Irse a Tailandia o al pueblo no es tan distinto. Por surrealista que parezca, en ambos sitios hay controles de aduanas


Tailandia, Bali, Sri Lanka, Filipinas… El sudeste asiático está de moda y si no has ido o no  planeas ir este verano es que no estás en la onda. Las playas paradisiacas, las fiestas llenas de occidentales borrachos o las intrépidas rutas por carretera en motos destartaladas son parte del atractivo que ofrecen estos países asiáticos y que atraen a tantos jóvenes desde hace unos cuantos años. He de reconocer que o soy muy friki (que puede ser) o muy pobre, porque ni  he podido ir, ni podré ir en un periodo de tiempo razonable. Soy la resistencia, supongo, aunque tampoco tengo mucha más opción.

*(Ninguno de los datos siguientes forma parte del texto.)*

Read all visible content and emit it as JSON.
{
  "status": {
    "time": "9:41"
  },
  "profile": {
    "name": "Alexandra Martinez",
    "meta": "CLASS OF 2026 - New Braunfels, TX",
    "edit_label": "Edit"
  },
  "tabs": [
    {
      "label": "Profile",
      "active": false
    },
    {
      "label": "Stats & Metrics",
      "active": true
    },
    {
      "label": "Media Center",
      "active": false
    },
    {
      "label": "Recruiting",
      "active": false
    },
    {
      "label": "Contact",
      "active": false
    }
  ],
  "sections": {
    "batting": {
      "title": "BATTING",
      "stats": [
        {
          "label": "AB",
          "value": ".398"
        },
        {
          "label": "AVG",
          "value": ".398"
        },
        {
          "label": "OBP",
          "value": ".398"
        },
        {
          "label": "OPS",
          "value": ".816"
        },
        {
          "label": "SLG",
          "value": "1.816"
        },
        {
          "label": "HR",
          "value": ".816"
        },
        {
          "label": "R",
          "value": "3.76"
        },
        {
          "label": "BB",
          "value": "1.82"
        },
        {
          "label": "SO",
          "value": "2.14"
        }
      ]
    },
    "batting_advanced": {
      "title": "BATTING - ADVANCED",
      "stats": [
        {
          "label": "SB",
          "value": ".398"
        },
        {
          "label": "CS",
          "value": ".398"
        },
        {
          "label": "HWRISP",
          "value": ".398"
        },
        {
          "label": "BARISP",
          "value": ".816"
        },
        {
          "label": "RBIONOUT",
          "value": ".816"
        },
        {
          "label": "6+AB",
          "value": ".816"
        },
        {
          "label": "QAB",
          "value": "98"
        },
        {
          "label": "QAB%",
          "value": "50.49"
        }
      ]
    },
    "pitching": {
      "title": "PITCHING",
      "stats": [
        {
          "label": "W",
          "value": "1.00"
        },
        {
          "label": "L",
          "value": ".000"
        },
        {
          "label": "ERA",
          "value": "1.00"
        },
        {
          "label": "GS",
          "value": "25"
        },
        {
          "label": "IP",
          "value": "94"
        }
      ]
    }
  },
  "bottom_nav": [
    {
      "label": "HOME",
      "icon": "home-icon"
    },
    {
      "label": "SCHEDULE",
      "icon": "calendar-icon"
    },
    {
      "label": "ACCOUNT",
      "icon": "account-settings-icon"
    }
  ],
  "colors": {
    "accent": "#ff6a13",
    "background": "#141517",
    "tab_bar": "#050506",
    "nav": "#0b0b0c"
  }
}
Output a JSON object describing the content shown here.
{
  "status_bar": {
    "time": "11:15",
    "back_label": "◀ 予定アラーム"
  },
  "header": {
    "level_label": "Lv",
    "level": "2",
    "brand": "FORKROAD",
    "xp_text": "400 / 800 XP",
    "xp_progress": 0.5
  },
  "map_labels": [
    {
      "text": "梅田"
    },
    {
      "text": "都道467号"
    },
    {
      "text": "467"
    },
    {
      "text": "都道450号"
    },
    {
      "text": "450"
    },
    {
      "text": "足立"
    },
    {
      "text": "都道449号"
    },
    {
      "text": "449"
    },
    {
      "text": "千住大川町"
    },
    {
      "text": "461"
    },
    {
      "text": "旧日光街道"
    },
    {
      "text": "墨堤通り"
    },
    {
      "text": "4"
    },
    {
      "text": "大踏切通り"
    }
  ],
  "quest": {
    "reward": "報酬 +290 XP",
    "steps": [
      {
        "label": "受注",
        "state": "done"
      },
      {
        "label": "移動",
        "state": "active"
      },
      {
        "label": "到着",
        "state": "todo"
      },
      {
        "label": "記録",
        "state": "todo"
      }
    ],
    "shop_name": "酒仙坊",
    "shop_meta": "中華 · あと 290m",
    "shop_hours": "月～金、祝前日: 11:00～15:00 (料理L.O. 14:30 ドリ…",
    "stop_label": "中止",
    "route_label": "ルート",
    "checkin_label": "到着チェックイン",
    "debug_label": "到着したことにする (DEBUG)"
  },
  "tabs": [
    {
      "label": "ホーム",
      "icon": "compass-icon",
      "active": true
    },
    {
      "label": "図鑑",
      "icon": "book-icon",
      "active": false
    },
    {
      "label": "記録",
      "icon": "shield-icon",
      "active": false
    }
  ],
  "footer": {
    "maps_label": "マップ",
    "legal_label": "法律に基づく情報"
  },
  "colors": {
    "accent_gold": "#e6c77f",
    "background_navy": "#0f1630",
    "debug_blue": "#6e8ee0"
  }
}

Cada vez que se acerca el verano, los muros de la red social que esté de moda en ese momento (antes era Facebook, ahora Instagram) se llenan de fanfarronas instantáneas en las que tu amigo, compañero de trabajo, o vecino del quinto presume de vacaciones. En ellas se refuerza esa ley no escrita de que si no pasas tus vacaciones en un destino exótico, no disfrutas, y ahí es donde quiero entrar a reivindicar.

Acostarse de día

Todos los modernos, que tomáis 'smoothies' en vez de batidos y coméis 'muffins' en vez de magdalenas, tenéis que saber que las fiestas de pueblo también molan aunque no tengan ningún nombre extravagante o en inglés. Y es que, seamos sinceros, no será lo más 'fashion' e igual no tiene ni geolocalización en Instagram, pero seguro que tiene una época de fiestas mayores en las que no hay excusa que valga para acostarse antes de las 6 de la mañana.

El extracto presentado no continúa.